Pass multiple parameters into DistributedDataParallel

What is the right way to use DistributedDataParallel when we have several things to optimize?
I have a model that I am wrapping into DistributedDataParallel
But I also have another class with some parameters to optimize during training. Do I simply wrap it as well into DistributedDataParallel?

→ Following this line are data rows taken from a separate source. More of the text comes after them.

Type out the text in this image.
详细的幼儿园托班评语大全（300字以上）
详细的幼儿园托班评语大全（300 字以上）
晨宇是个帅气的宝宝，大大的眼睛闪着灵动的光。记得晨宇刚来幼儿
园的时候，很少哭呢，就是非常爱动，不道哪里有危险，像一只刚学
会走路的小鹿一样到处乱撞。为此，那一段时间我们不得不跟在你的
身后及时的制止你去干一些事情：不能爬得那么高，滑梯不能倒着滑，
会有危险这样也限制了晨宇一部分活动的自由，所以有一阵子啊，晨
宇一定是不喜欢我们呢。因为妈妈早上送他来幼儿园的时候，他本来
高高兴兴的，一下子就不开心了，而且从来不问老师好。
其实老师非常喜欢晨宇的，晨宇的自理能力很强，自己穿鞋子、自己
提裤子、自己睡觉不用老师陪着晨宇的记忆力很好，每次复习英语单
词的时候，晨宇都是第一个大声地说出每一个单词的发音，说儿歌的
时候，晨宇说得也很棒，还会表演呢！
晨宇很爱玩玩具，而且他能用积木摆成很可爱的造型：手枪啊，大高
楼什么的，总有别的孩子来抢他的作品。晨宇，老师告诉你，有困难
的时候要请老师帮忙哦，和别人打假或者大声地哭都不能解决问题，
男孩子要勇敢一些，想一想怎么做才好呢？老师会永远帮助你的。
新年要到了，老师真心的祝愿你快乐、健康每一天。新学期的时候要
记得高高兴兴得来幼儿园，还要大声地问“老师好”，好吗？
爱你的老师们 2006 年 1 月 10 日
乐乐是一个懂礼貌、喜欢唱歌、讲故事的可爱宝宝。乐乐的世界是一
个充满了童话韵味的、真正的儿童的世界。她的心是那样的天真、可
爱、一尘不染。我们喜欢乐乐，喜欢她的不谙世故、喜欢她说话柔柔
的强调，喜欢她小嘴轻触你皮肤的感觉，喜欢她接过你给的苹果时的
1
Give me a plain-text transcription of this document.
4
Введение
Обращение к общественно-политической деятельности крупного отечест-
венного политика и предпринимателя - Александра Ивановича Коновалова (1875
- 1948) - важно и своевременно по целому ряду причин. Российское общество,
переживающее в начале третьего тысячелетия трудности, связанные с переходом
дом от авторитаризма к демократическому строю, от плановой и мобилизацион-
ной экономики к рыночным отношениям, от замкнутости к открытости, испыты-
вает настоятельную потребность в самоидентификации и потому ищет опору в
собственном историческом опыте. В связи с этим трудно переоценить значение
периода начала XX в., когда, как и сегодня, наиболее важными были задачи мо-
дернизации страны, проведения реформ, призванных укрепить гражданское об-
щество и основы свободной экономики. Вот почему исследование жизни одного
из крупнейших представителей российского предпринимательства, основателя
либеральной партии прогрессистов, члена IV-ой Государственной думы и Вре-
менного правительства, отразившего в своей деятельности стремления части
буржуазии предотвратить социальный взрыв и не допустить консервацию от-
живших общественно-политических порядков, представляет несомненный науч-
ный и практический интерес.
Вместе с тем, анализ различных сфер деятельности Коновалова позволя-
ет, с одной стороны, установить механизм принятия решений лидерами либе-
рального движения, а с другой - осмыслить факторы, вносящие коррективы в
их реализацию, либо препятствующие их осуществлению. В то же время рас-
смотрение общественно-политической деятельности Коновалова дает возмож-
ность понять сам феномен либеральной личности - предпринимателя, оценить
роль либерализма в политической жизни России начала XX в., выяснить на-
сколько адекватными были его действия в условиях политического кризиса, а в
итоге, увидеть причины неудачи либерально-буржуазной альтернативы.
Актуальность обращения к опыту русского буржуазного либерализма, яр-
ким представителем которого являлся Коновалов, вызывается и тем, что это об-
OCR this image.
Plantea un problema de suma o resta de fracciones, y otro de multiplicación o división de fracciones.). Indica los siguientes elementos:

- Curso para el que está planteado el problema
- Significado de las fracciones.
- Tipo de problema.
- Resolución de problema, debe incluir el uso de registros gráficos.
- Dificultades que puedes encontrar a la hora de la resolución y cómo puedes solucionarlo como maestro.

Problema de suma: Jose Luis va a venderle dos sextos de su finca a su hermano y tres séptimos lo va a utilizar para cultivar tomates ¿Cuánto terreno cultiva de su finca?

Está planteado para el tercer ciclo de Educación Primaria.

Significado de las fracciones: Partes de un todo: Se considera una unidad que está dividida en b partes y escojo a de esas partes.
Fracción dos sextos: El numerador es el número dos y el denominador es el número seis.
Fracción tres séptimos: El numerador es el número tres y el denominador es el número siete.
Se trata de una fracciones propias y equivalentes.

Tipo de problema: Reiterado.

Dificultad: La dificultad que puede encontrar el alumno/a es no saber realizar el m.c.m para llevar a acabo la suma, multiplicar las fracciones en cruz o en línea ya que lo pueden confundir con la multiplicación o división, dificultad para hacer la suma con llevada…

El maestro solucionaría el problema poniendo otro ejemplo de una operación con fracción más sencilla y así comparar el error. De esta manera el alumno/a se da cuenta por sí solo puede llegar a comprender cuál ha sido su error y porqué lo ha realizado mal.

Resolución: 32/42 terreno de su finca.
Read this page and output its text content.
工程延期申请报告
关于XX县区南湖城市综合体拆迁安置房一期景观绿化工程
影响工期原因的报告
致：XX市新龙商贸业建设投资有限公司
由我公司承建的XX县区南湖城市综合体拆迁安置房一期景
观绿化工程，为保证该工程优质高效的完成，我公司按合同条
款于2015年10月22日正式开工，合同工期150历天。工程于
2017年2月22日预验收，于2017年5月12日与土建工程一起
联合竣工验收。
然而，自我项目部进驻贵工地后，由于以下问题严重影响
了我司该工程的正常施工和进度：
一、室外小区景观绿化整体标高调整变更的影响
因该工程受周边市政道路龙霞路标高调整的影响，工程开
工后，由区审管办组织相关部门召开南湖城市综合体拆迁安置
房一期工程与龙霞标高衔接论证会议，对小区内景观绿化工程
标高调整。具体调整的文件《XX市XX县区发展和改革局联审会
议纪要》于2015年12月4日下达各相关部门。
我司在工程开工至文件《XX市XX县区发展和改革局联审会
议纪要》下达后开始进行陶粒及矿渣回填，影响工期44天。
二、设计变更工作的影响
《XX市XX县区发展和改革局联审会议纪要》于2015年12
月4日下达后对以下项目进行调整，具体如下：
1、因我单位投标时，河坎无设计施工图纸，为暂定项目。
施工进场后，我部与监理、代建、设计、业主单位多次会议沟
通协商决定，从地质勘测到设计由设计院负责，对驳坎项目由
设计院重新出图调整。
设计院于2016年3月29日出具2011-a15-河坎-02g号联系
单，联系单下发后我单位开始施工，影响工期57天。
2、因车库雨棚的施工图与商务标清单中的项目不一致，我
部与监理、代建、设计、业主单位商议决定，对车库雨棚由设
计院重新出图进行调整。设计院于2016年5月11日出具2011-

So that final script looks like:

if distributed:
   model = torch.nn.parallel.DistributedDataParallel(model, device_ids=[device])
   other_class = torch.nn.parallel.DistributedDataParallel(other_class , device_ids=[device])

DistributedDataParallel expects an nn.Module as its first argument so you might need to create a custom module containing your parameters if you want to use them in DDP.

Thanks for your reply!
Yes that makes sense - I have indeed created two classes that inherit from nn.Module:

One for the model

class MyModel(nn.Module):
    def __init__(self):
        # some code here

and one for multi-task losses

class Weightloss(nn.Module):

    def __init__(self):
        super(Weightloss, self).__init__()
        # some code here

    def forward(self, x):
        # some code here

So if I then pass them both in two different torch.nn.parallel.DistributedDataParallel like below:

model = MyModel()
w_loss = Weightloss()
if distributed:
   model = torch.nn.parallel.DistributedDataParallel(model, device_ids=[device])
   w_loss = torch.nn.parallel.DistributedDataParallel(w_loss , device_ids=[device])

Is it the right way of doing it and it will be properly synchronized across all the GPUs? Or these classes should be passed somehow to only one torch.nn.parallel.DistributedDataParallel? Something like:

if distributed:
   model, w_loss = torch.nn.parallel.DistributedDataParallel(model, w_loss, device_ids=[device])

(which I guess will throw some error if I initialize it this way)

Yes, I think you are right as DDP expects a single module as its input argument.

Probably the safest approach would be to initialize Weightloss inside your MyModel which would allow you to only pass the MyModel object to DDP.
If that’s not possible you could try to use two separate DDP objects, which I would assume should also work as they should be executed sequentially.

1 Like